The film shows that once he is overseas his "gung-ho enthusiasm" and patriotism turns to horror and confusion when he accidentally kills one of his own men in a firefight. His downfall is furthered by a bullet wound that leaves him paralyzed from the chest down. He returns home, spends an appalling, nightmarish stint in a veterans' hospital, and follows an increasingly disillusioned and fragmented path that ultimately leaves him drunk and dissolute in Mexico.

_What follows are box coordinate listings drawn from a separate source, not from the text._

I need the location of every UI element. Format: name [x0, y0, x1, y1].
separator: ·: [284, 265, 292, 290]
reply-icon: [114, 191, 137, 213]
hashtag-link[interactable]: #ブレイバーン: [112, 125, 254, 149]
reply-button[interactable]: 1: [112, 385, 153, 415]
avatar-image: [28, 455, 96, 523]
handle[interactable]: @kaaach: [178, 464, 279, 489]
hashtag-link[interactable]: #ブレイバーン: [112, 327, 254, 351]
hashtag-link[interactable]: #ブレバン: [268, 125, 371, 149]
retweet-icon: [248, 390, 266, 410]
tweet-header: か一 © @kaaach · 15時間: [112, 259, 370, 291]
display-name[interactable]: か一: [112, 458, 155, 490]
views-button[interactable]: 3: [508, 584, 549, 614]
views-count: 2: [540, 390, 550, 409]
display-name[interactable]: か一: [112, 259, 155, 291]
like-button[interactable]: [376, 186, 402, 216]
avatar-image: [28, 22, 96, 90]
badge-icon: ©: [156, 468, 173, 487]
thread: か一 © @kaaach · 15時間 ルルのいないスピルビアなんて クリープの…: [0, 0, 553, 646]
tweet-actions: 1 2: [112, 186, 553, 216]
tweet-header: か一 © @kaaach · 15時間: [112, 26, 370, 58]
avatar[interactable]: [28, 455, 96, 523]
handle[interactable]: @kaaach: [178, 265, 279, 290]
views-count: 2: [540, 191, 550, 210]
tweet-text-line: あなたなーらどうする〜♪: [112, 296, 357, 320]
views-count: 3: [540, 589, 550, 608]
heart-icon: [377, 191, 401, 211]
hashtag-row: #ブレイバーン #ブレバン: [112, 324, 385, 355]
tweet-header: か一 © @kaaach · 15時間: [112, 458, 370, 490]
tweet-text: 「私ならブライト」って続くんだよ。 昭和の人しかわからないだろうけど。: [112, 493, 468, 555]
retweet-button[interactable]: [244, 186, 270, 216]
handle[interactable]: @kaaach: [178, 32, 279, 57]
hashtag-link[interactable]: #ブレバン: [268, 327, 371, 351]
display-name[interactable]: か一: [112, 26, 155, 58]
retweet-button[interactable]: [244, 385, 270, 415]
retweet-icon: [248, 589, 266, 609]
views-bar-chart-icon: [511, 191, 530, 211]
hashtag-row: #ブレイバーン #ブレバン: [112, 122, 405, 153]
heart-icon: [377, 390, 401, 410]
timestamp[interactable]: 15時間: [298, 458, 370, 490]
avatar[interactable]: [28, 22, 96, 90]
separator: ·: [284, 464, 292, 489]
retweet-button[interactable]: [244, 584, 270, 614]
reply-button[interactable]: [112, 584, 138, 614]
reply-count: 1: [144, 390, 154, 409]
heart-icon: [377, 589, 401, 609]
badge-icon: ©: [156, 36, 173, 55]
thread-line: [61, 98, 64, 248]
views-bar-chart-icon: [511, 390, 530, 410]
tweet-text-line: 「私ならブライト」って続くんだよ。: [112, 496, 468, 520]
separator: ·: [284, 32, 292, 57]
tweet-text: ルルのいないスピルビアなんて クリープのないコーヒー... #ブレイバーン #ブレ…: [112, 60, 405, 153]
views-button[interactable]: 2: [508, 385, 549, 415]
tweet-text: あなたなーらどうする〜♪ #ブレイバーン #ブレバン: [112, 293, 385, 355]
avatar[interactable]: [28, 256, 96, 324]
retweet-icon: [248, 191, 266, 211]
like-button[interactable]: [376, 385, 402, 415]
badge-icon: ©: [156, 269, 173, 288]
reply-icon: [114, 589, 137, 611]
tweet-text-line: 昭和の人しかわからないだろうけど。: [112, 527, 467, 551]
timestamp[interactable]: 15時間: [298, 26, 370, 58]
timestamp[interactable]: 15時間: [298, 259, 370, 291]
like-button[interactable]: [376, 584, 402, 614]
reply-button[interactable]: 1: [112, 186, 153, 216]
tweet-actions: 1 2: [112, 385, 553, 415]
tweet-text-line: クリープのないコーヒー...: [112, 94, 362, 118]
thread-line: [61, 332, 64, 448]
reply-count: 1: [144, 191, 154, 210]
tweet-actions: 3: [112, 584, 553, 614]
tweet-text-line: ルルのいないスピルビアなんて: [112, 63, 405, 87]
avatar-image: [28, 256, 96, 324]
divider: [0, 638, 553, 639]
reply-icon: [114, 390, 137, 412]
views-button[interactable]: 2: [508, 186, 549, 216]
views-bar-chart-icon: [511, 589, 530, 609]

However, Kovic somehow turns himself around and pulls his life together, becoming an outspoken anti-war activist in the process. The film is long but emotionally powerful; many consider it Stone's best work. http://www.rottentomatoes.com/m/born_on_the_fourth_of_july/
The reviews of the film received many positive reactions and even today on Rotten Tomatoes the film holds a score 89% of positive reviews by critics. Many critics also praised Tom Cruise's performance and Oliver Stone's direction of the film. Stone would later be awarded with an Oscar and a Golden Globe for directing while Tom Cruise received the Golden Globe Award for Best Actor.
The Vietnam War was the first war the was hugely televised globally and its portrayal in the media was the first of it's kind in raising angst against a military mission abroad in the USA. These feeling continue today with the Vietnam war and more recently the troops in Afghanistan.